Yeah, maybe I did not explain it well. I meant I tried both options (not at the same time), and nothing changes.

[ajrodgon]

Hi again Brandon,

I tried again with a simpler example (matrix of 3x3 that is multiplied by 5 in the PL and then is sent back to the PS) and the data received is the same that I have transmitted. It is like if my FPGA configuration is not properly loaded in the device and that I am doing like the loopback example all the time.

I know that now this does not have anything to do with your driver, but I have one doubt. For loading the FPGA design, I do in the Linux terminal "petalinux-config --get-hw-description", and the in the device tree I see the entry in the pl.dtsi related to my hls design. Is this enough for loading my configuration to the FPGA or should I do something else (i.e activate something in the kernel configuration)? I am a bit stuck.

Edit: I was not updating the FPGA properly, so it was always the loopback example. I am so sorry. Now I have a timeout in the receive channel, but that is another battle. Where should I look? I tried the same Vivado design that I am using, but without my own IP (as a loopback) and it works, but when I add my IP in the design, the timeout appears. As before, this works in baremetal and the code I used in the hls is similar to the one I sent previously in this post. I think that I miss something in all the process of migrate from baremetal to petalinux...

Thank you once again.

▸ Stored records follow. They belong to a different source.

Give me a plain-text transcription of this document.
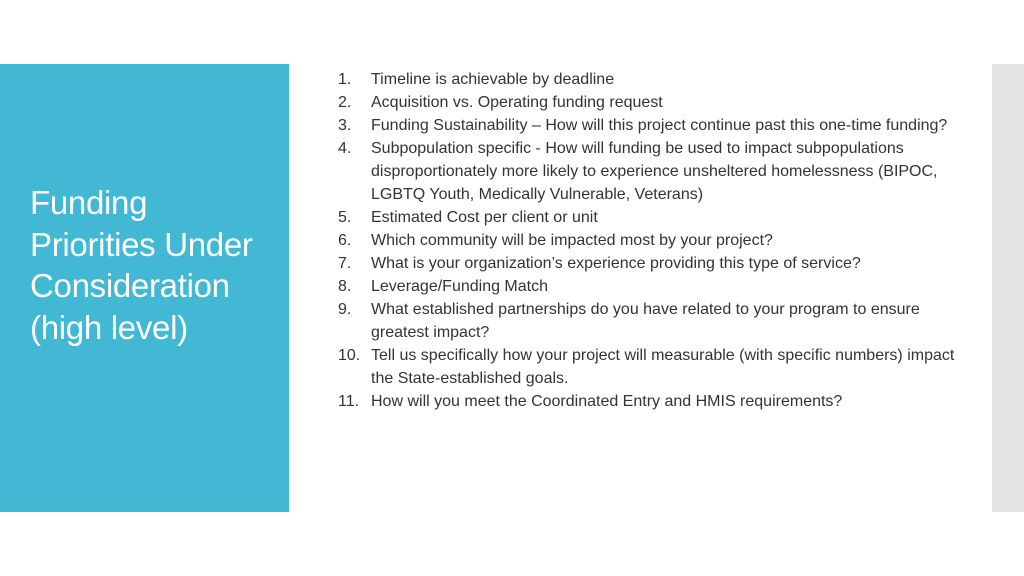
Funding Priorities Under Consideration (high level)
1.	Timeline is achievable by deadline
2.	Acquisition vs. Operating funding request
3.	Funding Sustainability – How will this project continue past this one-time funding?
4.	Subpopulation specific - How will funding be used to impact subpopulations disproportionately more likely to experience unsheltered homelessness (BIPOC, LGBTQ Youth, Medically Vulnerable, Veterans)
5.	Estimated Cost per client or unit
6.	Which community will be impacted most by your project?
7.	What is your organization’s experience providing this type of service?
8.	Leverage/Funding Match
9.	What established partnerships do you have related to your program to ensure greatest impact?
10. Tell us specifically how your project will measurable (with specific numbers) impact the State-established goals.
11. How will you meet the Coordinated Entry and HMIS requirements?
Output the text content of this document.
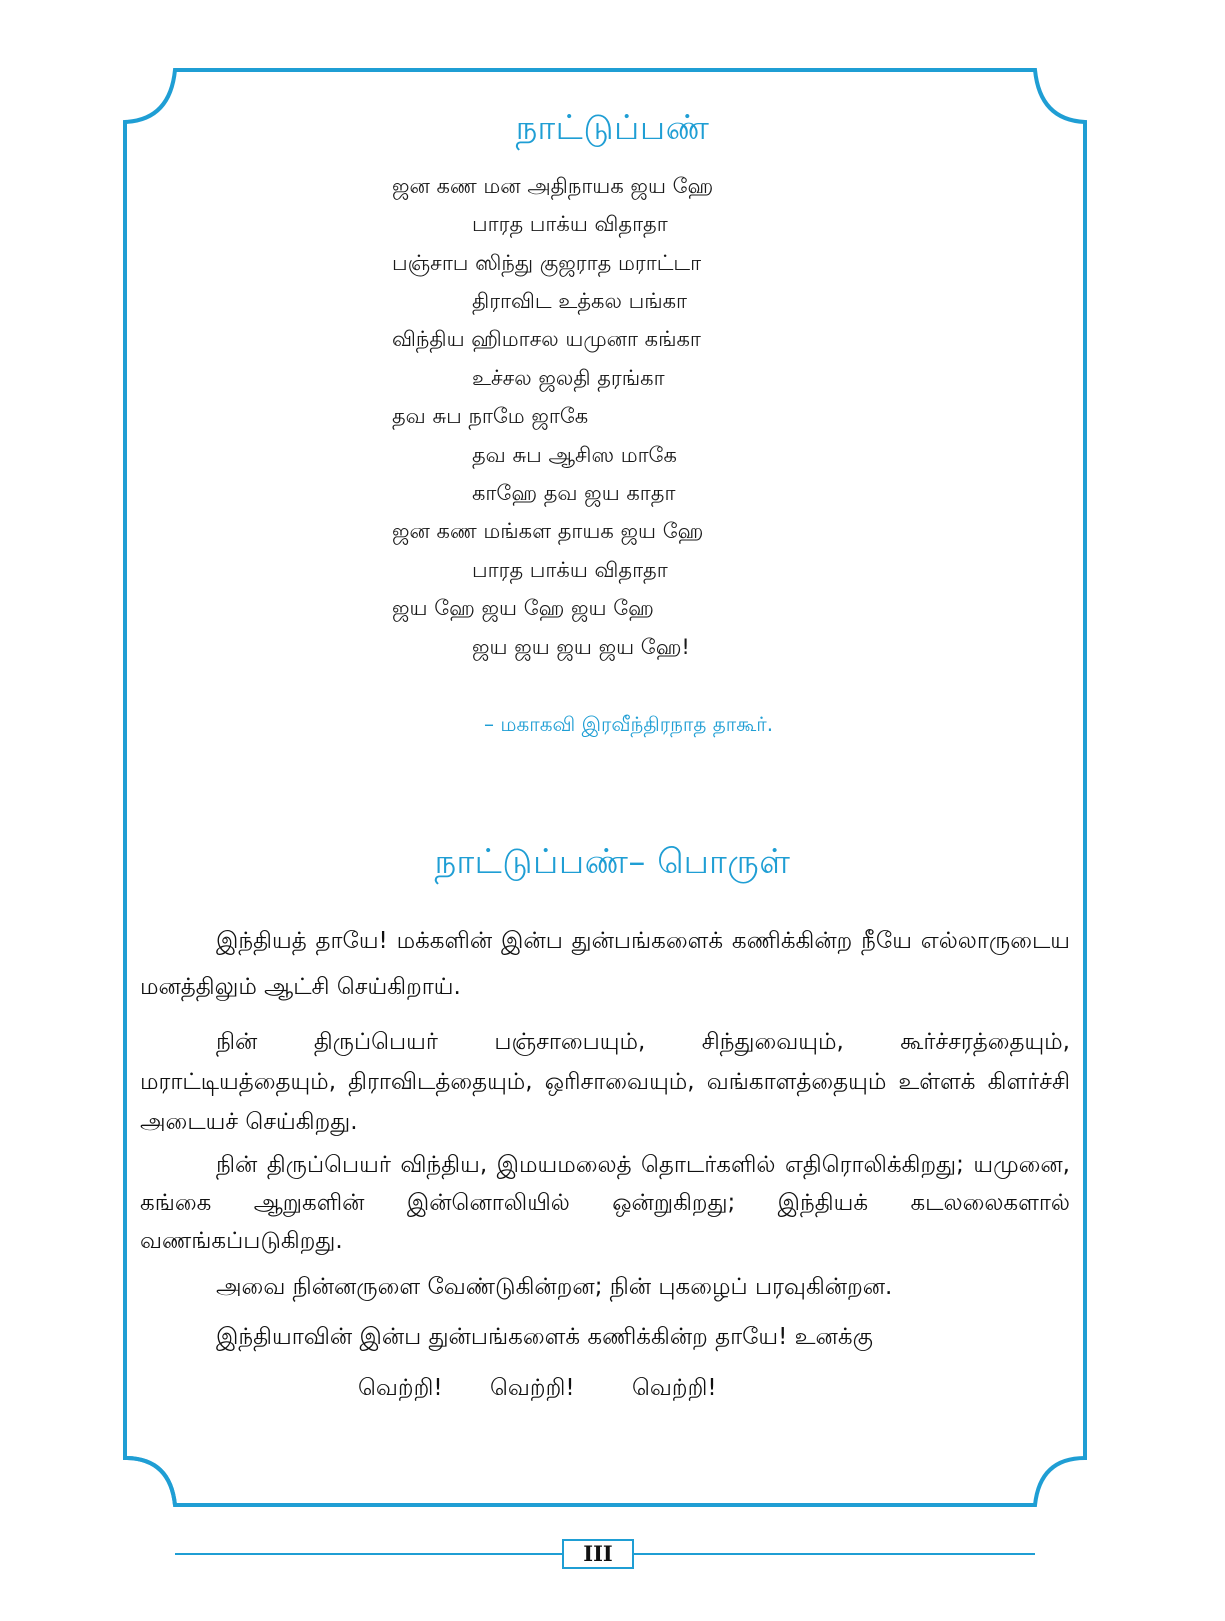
நாட்டுப்பண்
ஜன கண மன அதிநாயக ஜய ஹே
பாரத பாக்ய விதாதா
பஞ்சாப ஸிந்து குஜராத மராட்டா
திராவிட உத்கல பங்கா
விந்திய ஹிமாசல யமுனா கங்கா
உச்சல ஜலதி தரங்கா
தவ சுப நாமே ஜாகே
தவ சுப ஆசிஸ மாகே
காஹே தவ ஜய காதா
ஜன கண மங்கள தாயக ஜய ஹே
பாரத பாக்ய விதாதா
ஜய ஹே ஜய ஹே ஜய ஹே
ஜய ஜய ஜய ஜய ஹே!
– மகாகவி இரவீந்திரநாத தாகூர்.
நாட்டுப்பண்– பொருள்
இந்தியத் தாயே! மக்களின் இன்ப துன்பங்களைக் கணிக்கின்ற நீயே எல்லாருடைய மனத்திலும் ஆட்சி செய்கிறாய்.
நின் திருப்பெயர் பஞ்சாபையும், சிந்துவையும், கூர்ச்சரத்தையும், மராட்டியத்தையும், திராவிடத்தையும், ஒரிசாவையும், வங்காளத்தையும் உள்ளக் கிளர்ச்சி அடையச் செய்கிறது.
நின் திருப்பெயர் விந்திய, இமயமலைத் தொடர்களில் எதிரொலிக்கிறது; யமுனை, கங்கை ஆறுகளின் இன்னொலியில் ஒன்றுகிறது; இந்தியக் கடலலைகளால் வணங்கப்படுகிறது.
அவை நின்னருளை வேண்டுகின்றன; நின் புகழைப் பரவுகின்றன.
இந்தியாவின் இன்ப துன்பங்களைக் கணிக்கின்ற தாயே! உனக்கு
வெற்றி! வெற்றி! வெற்றி!
III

I am so sorry for all the time lost :(

Tom

[bperez77]

Ahh I see, that explains why you were always seeing the same data after you sent data to the FPGA. And no worries, one of the biggest issues is juggling all these different things together; there's so many moving parts that it can be easy to lose track of things.

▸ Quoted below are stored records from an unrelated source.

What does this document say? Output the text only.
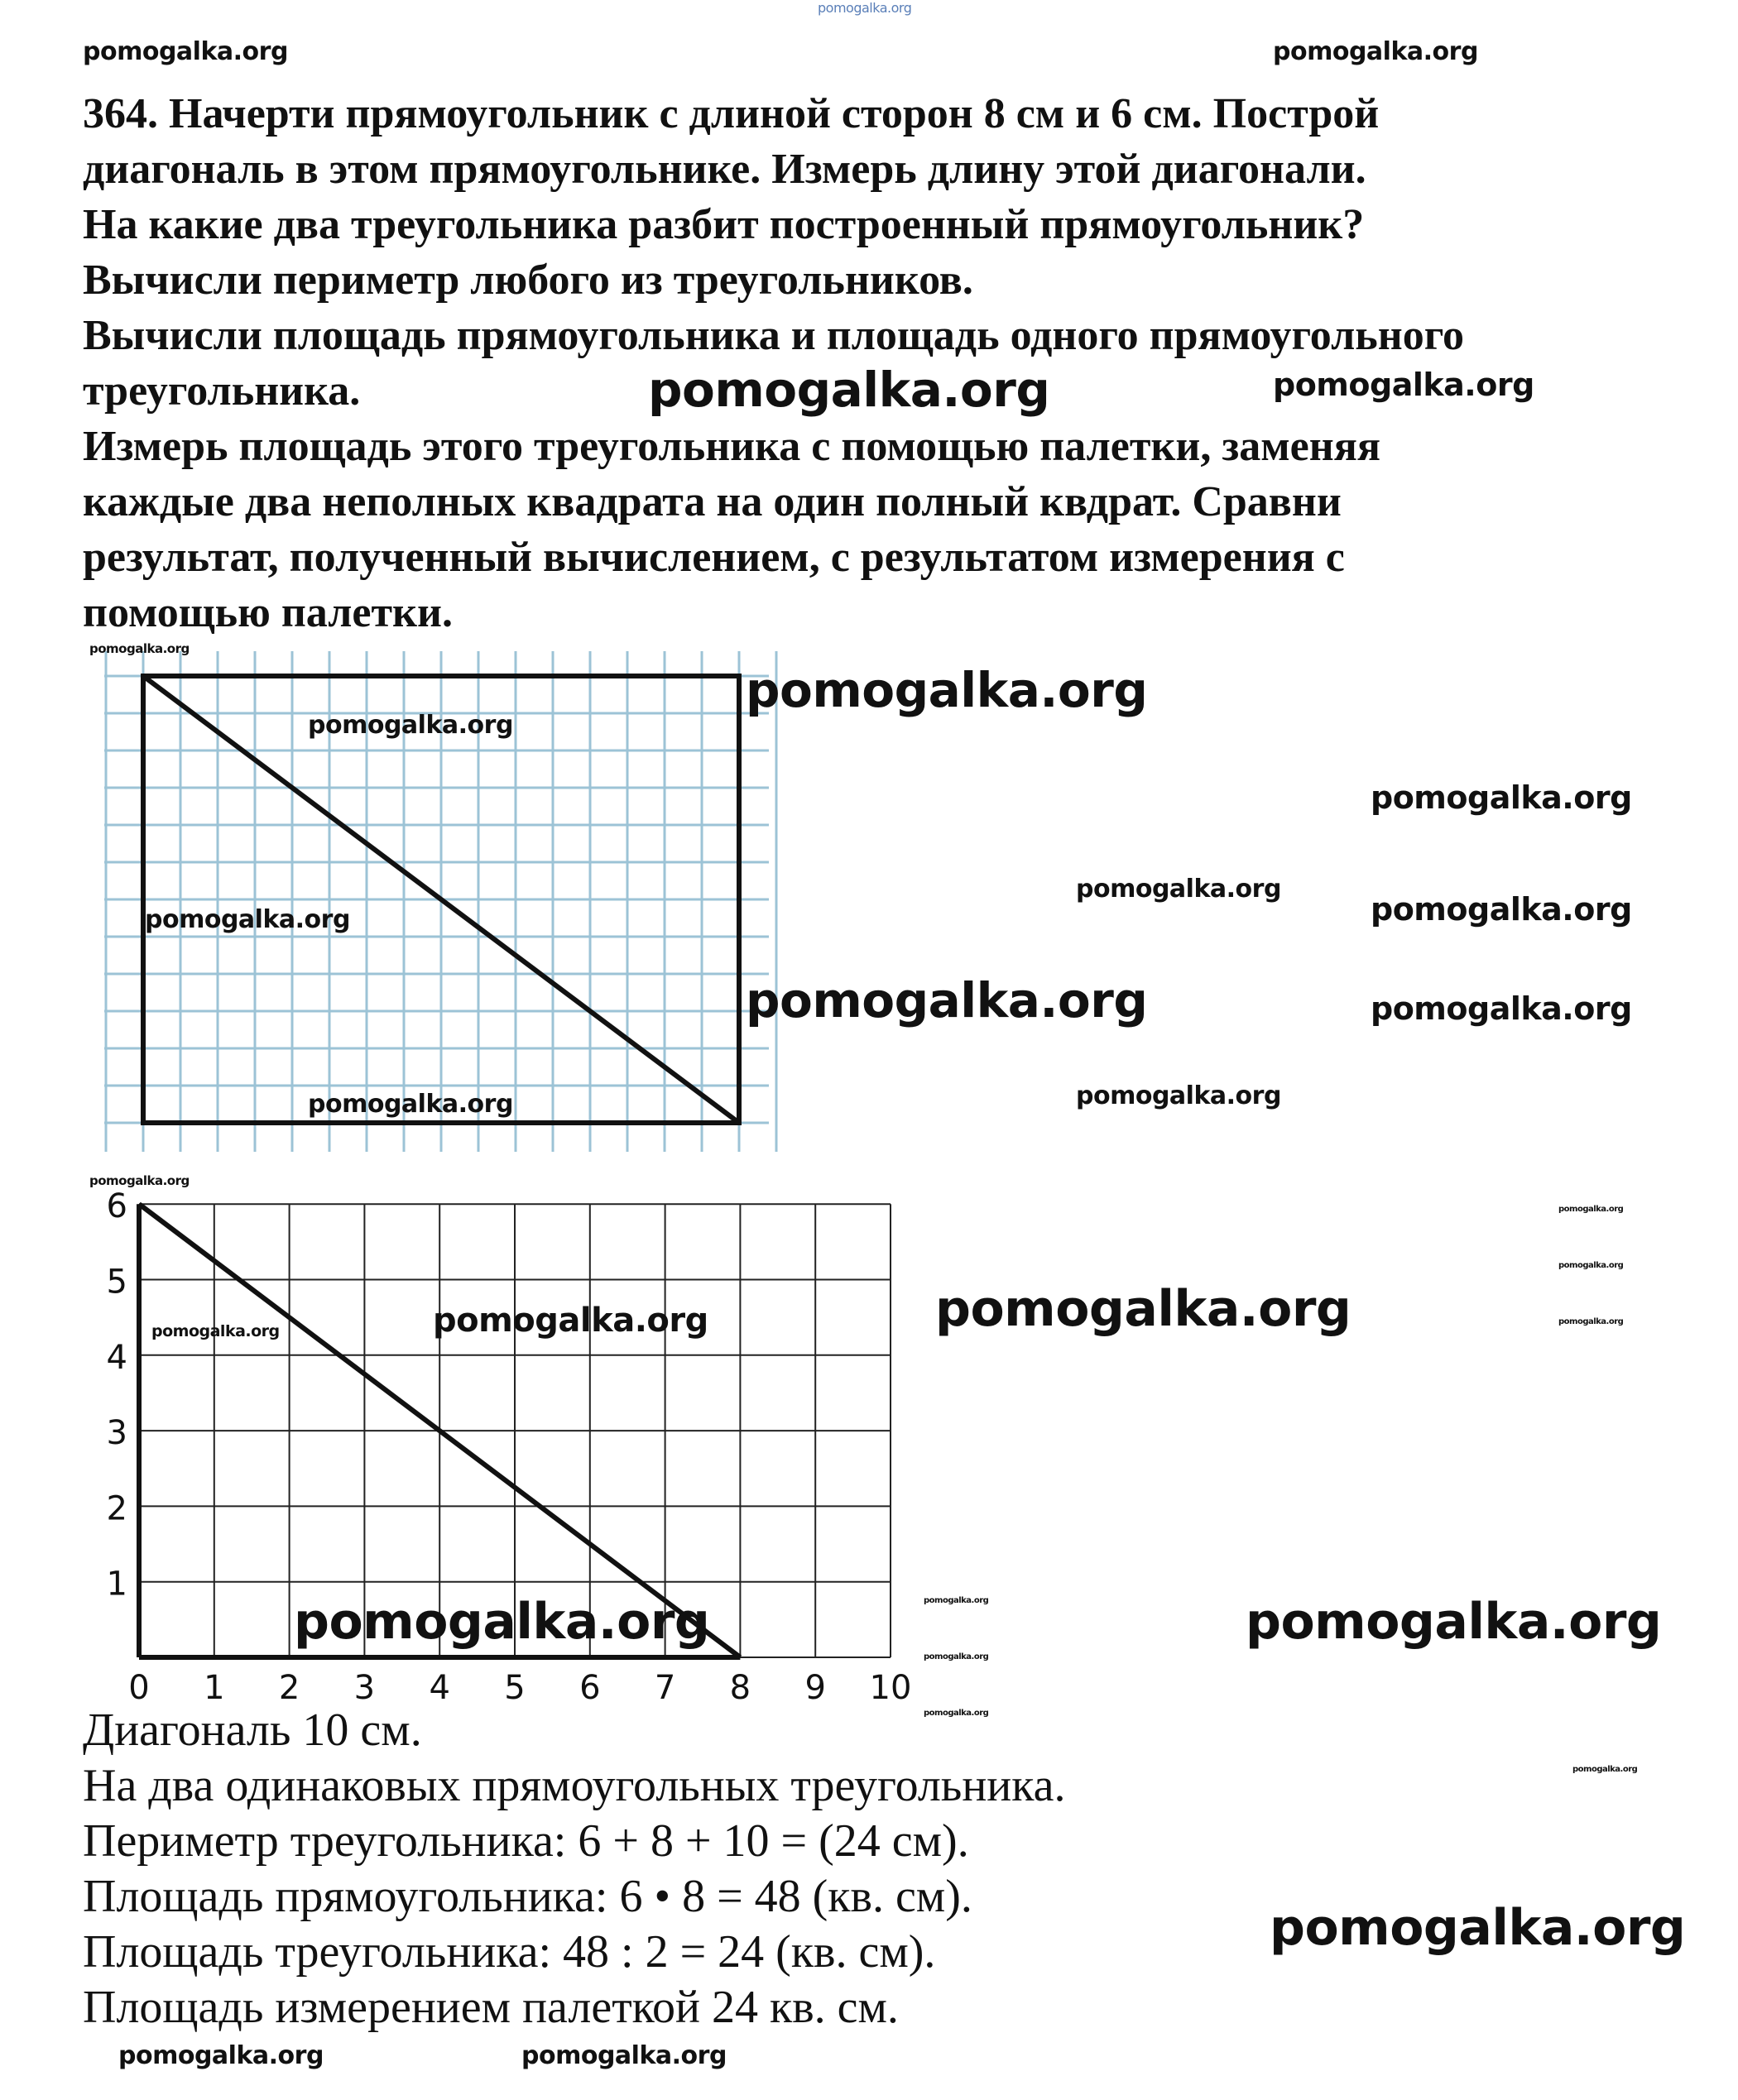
364. Начерти прямоугольник с длиной сторон 8 см и 6 см. Построй
диагональ в этом прямоугольнике. Измерь длину этой диагонали.
На какие два треугольника разбит построенный прямоугольник?
Вычисли периметр любого из треугольников.
Вычисли площадь прямоугольника и площадь одного прямоугольного
треугольника.
Измерь площадь этого треугольника с помощью палетки, заменяя
каждые два неполных квадрата на один полный квдрат. Сравни
результат, полученный вычислением, с результатом измерения с
помощью палетки.
0 1 2 3 4 5 6 7 8 9 10
1
2
3
4
5
6
Диагональ 10 см.
На два одинаковых прямоугольных треугольника.
Периметр треугольника: 6 + 8 + 10 = (24 см).
Площадь прямоугольника: 6 • 8 = 48 (кв. см).
Площадь треугольника: 48 : 2 = 24 (кв. см).
Площадь измерением палеткой 24 кв. см.
pomogalka.org
pomogalka.org	pomogalka.org
pomogalka.org
pomogalka.org	pomogalka.org
pomogalka.org
pomogalka.org
pomogalka.org
pomogalka.org
pomogalka.org
pomogalka.org
pomogalka.org
pomogalka.org	pomogalka.org
pomogalka.org
pomogalka.org
pomogalka.org
pomogalka.org
pomogalka.org
pomogalka.org	pomogalka.org	pomogalka.org
pomogalka.org	pomogalka.org
pomogalka.org
pomogalka.org
pomogalka.org
pomogalka.org
pomogalka.org
pomogalka.org	pomogalka.org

So, since the loopback example worked for you with your custom app, that means the issue almost certainly must lie in your custom IP. We know that interrupts are being received, as the loopback worked properly, so that narrows it down to there. Additionally, although your baremetal is likely in polling mode, since it works, that also means that your tlast signal is being properly asserted.

Actually, looking over your code, I'm almost certain of what the issue is. It stems from line 12 in hw_accel.cpp:

#pragma HLS INTERFACE s_axilite port=return     bundle=CONTROL_BUS

This pragma adds two protocol signals, ap_start and ap_done, to you design. The first controls when the module is "called", it is the ready signal for the module. The second is the signal that the module asserts whenever the module "returns", or it is the done signal for the module. However, this two signals are actually unncessary with this module, because this is handled by using the AXI4-Stream protocol, which has the corresponding signals. You module will start running when a new transfer is initiated, and it will assert tlast when it is finished.

In your firmware code, you likely call a function called XSolve_Start, and loop on the condition !XSolve_IsDone(). The problem with using AXI4-Lite when you're running with an OS is that virutal memory is enabled, so the address corresponding to the AXI4-Lite MMIO registers are not the physical address like you use in the bare-metal application.

So, I'd recommend you take out that pragma, and only use the AXI4-Stream protocol. You'll naturally need to update your bare-metal application as well.

[ajrodgon]

It works!!!! Thanks a lot Brandon :)

I tried to solve also an system of 26 linear equations and it worked too, so yeah, the driver is great and all the problems came (in my case) for a not enough knowledge from my side.

However, to your solution, it was not enough with deleting that pragma. Doing that, the control of the IP changes to an ap_ctrl entry instead of the AXI4-Lite, so the ap_start and ap_done were still there. For deleting those control signals, I need to add this pragma:

#pragma HLS INTERFACE ap_ctrl_none port=return

Doing that, my custom IP does not depend on extra control signals and is all controled by the AXI4-Stream protocol, as you said. I hope this could be useful for others who face the same issue (specially when it works in baremetal and not in Linux).

Thank you very much again Brandon, for your help and patience with my issue, and also for sharing this driver.

Tom

[bperez77]

Great! Glad to hear it works. Thanks for updating with the actual solution as well. I forgot ap_ctrl_none, that's right.